What’s the motivation?
Social scientists like to be able to work with quantitative data because it allows us to make more precise estimates (e.g., Romney is losing Ohio by 5 percent vs. Romney seems to be doing poorly in Ohio) and because it allows us to estimate our “uncertainty” in any statements we might make (remember those percentages at Nate Silver’s blog on how likely Obama was to win the election?).
At the same time, however, we know that there is a tremendous amount of information about the world that we can collect and study that comes in the form of words, not numbers. Moreover, the quantity of text that we can now collect has increased dramatically in recent years with the explosion of #BigData, including social media (e.g., tweets, blogs, status updates, etc.) but also the digitization of information that has moved online (newspapers, laws, speeches, house prices, etc.). Thus, not only do we want to be able to quantify text so we can analyze it using statistical methods, but it also turns out that there is so much text, there is no way we can read it all — let alone analyze it — without the help of machines.

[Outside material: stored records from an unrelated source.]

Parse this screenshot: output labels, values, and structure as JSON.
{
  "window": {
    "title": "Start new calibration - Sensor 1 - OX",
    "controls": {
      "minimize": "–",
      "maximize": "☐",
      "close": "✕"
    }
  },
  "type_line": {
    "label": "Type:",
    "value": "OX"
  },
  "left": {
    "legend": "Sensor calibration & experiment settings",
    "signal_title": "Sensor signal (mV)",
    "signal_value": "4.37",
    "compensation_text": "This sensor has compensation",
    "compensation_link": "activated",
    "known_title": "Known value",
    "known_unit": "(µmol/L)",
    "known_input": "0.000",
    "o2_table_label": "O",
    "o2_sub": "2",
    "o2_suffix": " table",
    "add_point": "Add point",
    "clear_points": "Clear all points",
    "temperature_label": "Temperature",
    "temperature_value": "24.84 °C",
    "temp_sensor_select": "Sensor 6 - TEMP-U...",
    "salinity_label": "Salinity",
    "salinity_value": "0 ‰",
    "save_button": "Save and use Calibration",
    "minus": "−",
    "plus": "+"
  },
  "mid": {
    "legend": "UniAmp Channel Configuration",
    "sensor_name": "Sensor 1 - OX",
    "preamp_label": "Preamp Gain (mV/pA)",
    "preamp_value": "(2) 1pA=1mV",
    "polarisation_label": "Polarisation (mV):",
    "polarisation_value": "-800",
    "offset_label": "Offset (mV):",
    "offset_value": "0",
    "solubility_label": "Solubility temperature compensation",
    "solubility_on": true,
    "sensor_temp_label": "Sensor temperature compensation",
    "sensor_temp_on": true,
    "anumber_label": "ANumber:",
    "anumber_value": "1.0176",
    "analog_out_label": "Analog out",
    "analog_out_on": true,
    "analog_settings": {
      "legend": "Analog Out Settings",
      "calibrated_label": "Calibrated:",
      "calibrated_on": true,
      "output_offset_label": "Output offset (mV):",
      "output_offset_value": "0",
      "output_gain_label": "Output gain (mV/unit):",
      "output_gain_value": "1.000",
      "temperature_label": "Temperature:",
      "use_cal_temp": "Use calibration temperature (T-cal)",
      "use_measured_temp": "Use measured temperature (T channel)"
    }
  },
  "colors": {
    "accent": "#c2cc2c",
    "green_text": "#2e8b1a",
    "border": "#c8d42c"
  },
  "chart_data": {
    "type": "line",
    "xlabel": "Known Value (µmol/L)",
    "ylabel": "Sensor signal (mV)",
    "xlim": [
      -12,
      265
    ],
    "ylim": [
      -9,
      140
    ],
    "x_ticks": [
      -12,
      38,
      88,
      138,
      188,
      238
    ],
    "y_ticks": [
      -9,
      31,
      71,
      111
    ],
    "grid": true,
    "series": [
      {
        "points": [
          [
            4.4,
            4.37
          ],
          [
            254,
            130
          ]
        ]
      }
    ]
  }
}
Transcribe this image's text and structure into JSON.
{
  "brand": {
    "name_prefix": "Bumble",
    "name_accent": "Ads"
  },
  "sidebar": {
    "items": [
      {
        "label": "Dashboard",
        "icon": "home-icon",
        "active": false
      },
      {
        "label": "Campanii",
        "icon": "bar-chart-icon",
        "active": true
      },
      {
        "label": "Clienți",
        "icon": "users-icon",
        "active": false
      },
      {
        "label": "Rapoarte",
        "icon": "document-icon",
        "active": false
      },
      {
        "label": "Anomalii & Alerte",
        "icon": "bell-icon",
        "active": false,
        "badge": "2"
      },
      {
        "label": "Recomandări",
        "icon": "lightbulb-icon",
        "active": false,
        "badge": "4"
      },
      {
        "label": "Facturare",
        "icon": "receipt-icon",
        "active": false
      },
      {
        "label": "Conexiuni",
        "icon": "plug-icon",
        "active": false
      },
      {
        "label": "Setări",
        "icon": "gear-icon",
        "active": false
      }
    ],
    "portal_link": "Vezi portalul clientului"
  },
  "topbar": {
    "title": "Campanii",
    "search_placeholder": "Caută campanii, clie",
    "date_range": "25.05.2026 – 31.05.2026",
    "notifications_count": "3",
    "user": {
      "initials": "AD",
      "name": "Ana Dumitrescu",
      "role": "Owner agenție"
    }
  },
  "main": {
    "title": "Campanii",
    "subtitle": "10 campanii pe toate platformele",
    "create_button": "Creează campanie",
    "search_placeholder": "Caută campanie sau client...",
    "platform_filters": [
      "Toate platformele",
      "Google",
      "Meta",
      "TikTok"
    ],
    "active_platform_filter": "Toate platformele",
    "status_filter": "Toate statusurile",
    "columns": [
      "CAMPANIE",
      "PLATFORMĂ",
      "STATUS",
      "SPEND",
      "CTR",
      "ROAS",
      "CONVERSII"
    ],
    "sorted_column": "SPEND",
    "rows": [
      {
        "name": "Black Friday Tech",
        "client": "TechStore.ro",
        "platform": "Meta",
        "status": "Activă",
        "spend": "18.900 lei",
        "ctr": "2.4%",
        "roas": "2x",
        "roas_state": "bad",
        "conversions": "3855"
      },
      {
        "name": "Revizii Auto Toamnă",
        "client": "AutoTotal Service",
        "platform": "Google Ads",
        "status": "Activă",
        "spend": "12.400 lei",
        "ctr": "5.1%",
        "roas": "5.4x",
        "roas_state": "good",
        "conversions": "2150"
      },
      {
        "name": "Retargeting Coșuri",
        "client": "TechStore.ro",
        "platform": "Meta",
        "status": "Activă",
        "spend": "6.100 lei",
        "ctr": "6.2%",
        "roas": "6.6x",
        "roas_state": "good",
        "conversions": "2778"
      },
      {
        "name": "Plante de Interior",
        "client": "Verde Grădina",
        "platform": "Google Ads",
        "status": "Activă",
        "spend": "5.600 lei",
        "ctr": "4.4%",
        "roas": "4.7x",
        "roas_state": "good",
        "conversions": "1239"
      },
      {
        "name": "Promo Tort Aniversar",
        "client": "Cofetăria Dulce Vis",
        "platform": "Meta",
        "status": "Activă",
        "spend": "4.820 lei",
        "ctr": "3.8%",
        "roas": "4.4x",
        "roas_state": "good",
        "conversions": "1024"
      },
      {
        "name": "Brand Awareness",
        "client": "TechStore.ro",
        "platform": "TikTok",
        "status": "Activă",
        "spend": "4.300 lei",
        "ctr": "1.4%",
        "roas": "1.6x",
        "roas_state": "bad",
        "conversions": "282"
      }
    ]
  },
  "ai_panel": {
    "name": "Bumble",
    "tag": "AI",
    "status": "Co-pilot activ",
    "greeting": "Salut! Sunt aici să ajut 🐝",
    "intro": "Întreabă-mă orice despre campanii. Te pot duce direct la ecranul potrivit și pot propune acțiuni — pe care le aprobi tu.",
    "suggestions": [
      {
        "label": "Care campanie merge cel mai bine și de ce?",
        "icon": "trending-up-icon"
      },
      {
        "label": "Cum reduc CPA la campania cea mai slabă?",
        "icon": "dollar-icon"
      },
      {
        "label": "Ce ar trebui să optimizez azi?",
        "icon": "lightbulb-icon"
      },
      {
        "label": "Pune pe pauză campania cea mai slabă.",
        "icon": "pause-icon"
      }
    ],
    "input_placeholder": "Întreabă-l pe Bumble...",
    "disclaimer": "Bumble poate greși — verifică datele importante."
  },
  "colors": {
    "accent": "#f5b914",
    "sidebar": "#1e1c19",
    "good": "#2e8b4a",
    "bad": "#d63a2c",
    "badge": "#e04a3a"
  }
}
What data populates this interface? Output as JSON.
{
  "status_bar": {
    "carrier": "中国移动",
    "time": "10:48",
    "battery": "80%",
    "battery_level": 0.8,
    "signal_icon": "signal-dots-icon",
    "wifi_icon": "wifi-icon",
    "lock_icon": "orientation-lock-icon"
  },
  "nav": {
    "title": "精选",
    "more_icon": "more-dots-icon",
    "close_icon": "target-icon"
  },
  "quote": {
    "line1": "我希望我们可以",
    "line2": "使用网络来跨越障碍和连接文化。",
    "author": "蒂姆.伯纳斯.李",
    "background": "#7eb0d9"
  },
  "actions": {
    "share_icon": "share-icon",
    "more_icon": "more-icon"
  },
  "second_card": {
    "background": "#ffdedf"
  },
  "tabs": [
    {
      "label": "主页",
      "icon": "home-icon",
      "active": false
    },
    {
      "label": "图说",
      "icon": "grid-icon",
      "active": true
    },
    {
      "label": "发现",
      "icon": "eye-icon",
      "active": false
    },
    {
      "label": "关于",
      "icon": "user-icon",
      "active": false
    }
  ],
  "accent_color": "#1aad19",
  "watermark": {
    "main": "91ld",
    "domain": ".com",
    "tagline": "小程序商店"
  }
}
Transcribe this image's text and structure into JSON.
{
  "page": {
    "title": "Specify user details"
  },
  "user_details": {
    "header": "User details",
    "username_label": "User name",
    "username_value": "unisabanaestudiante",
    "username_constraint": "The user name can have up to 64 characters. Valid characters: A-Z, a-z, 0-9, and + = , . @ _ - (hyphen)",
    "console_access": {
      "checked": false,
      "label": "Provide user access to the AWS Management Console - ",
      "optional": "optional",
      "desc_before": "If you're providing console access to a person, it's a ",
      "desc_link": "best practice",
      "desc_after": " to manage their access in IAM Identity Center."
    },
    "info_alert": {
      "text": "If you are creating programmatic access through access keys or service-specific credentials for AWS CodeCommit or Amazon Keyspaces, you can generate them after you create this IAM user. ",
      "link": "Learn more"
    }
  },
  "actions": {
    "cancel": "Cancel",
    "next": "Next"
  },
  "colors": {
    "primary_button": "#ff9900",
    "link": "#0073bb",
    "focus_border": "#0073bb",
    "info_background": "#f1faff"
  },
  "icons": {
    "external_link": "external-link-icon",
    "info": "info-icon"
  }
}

For this reason, scholars have turned increasingly to the study of how we can use machines to study “text as data.” The conference I attended featured research on methods for conducting those types of studies (see this paper on how to train machines to identify what a quote is and to whom it is attributed), but also highlighted the substantive findings that such studies are beginning to produce. For example:
— The Department of Defense is more likely to release positive news during the week (when it can ostensibly gain more media attention) but does not appear to be less likely to release bad news on Fridays or Saturdays (what Josh Lyman on the West Wing called “taking out the trash“). [from research by University of Alabama political scientists Joseph Walsh and Gregory P. Austin; their paper is here].
— Antonin Scalia is usually one of the most conservative judges on the Supreme Court on most issues (as compared to judges over the past 20 years), but is actually closer to the middle in terms of labor issues [from research by political scientists Ben Lauderdale (LSE) and Tom Clark (Emory); their paper is here].
— When there is uncertainty about the status of U.S.-China relations, U.S. policymakers tend to improve their perceptions of China but Chinese policy makers tend to downgrade their opinions of the United States [from research by Harvard University Ph.D. candidate in political science Erin Baggott; her paper is here.
— When you look at all the speeches made by John McCain, Mitt Romney, and Barack Obama when they were running for president, you can document that the candidates did indeed use more “extreme” ideological language in speeches in the primary campaign (McCain and Romney to the right, Obama to the left) than they did in the general election, when all candidates move toward the center. And yes, anecdotally we have always described primaries in this way, but just because empirical evidence confirms the received wisdom does not make it any less valuable to see it confirmed. [from research by political scientists Justin Gross and computer scientists Brice Acree of the University of North Carolina and Yanchuan Sim and Noah A. Smith of Carnegie Mellon University; the paper is here.]
— Twitter data may be able to predict representative state polls of support for presidential candidates for states, days, or smaller regions and time periods when polling is unavailable. (watch out Nate Silver!) [from research by Northeastern University political scientist Nicholas Beauchamp; the paper is here.]
In addition, it has been really interesting to see the kind of data that people are now able to analyze. One paper draws on the more than 100,000 bills introduced in Congress since 1989, another from a dataset including headlines and abstracts of 1.3 million NY Times articles, and the paper from my research laboratory (the NYU Social Media and Political Participation laboratory) that we presented here contains an analysis of every tweet from every member of Congress since the start of January 2013.
* The conference is an annual event jointly sponsored by the Institute for Quantitative Social Science at Harvard University, the Ford Center for Global Citizenship at Northwestern University and the Quantitative Analysis of Textual Data for Social Sciences project at the London School of Economics. For more details, see the conference Web site.